His anger seemed to subside. His hostile glare crumpled into an exasperated scowl. “You think she went there to meet me?”
“She’d walked out on her husband. Who else would she have been meeting?”
“She’d left Keith?”
“It seems likely.”
“Oh, bloody hell.” He sighed and started walking again, more slowly than before. “If only you were right,” he muttered. “If only I’d known.”
“Didn’t you?”
He shook his head. “Of course not.”
“But-”
“There was nothing between us. Never had been. She wouldn’t let there be. Sophie’s well aware of that, damn her.”
We came to the market-place, where traders were already erecting their stalls and setting out their wares amidst a cacophony of clattering poles, flapping tarpaulins and good-humoured banter. Marsden trudged gloomily down one side of the square, oblivious to the bustling scene. And I tagged along.
“Since you seem to know so much, you might as well know it all. At least then you’ll get it right. I was in love with Louise. Still am, in a way. She never gave me any encouragement, though. Nothing ever happened. I wanted it to, God knows. I’d have walked out on Sophie without a backward glance if only-” He sighed. “She’d have preferred that, I sometimes think. Louise’s rejection of me was more of a blow to Sophie’s pride than an affair or even a divorce would have been.
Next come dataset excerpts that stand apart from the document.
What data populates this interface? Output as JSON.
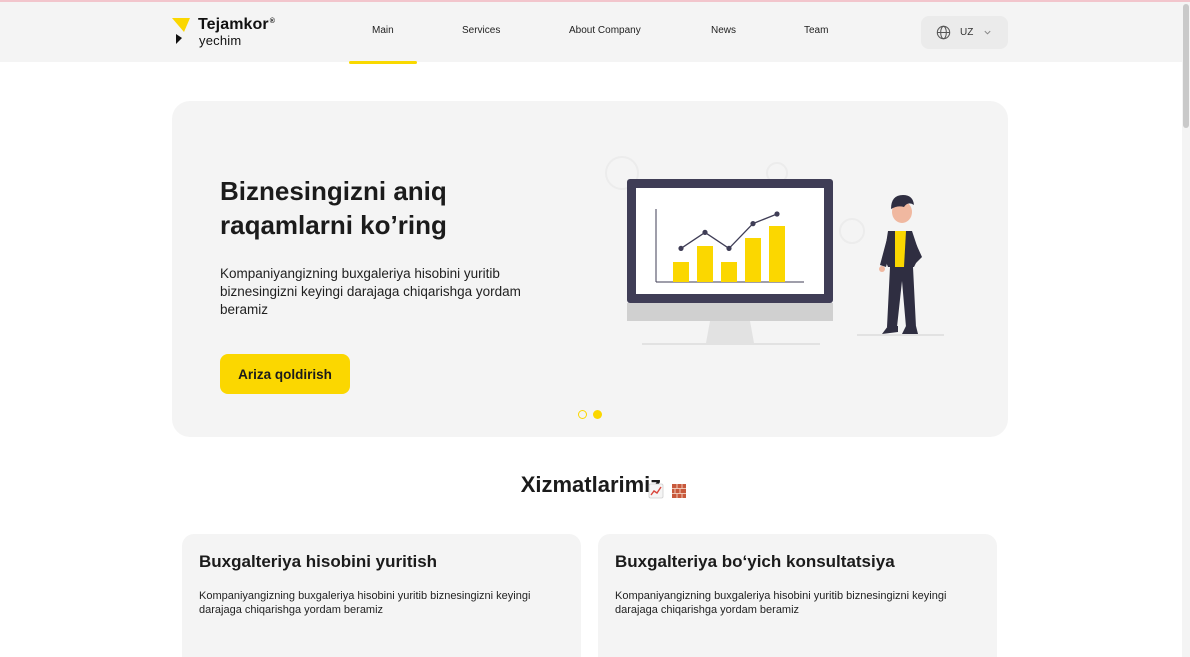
{
  "header": {
    "logo_title": "Tejamkor",
    "logo_reg": "®",
    "logo_sub": "yechim",
    "nav": [
      {
        "label": "Main"
      },
      {
        "label": "Services"
      },
      {
        "label": "About Company"
      },
      {
        "label": "News"
      },
      {
        "label": "Team"
      }
    ],
    "active_nav": "Main",
    "language": "UZ"
  },
  "hero": {
    "title": "Biznesingizni aniq raqamlarni ko’ring",
    "text": "Kompaniyangizning buxgaleriya hisobini yuritib biznesingizni keyingi darajaga chiqarishga yordam beramiz",
    "button_label": "Ariza qoldirish",
    "slides": 2,
    "active_slide": 2,
    "chart_bars": [
      0.25,
      0.45,
      0.25,
      0.55,
      0.7
    ],
    "chart_line": [
      0.42,
      0.62,
      0.42,
      0.73,
      0.85
    ]
  },
  "services": {
    "title": "Xizmatlarimiz",
    "emoji": [
      "chart-increasing-emoji",
      "bricks-emoji"
    ],
    "cards": [
      {
        "title": "Buxgalteriya hisobini yuritish",
        "text": "Kompaniyangizning buxgaleriya hisobini yuritib biznesingizni keyingi darajaga chiqarishga yordam beramiz"
      },
      {
        "title": "Buxgalteriya bo‘yich konsultatsiya",
        "text": "Kompaniyangizning buxgaleriya hisobini yuritib biznesingizni keyingi darajaga chiqarishga yordam beramiz"
      }
    ]
  },
  "colors": {
    "accent": "#fbd700",
    "panel": "#f4f4f4",
    "monitor": "#3f3d56",
    "text": "#1b1b1b"
  }
}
The knowledge that her best friend had turned her nose up at me-at her husband-and must have realized as a result what a sick joke our marriage was…” A weary shake of the head seemed to sum up more years of discontent and dissatisfaction than he cared to count. “I worshipped Louise. I would have done anything for her. But she didn’t want to know. I was an embarrassment to her. Sophie found that humiliating and unforgivable. Which I suppose it was.”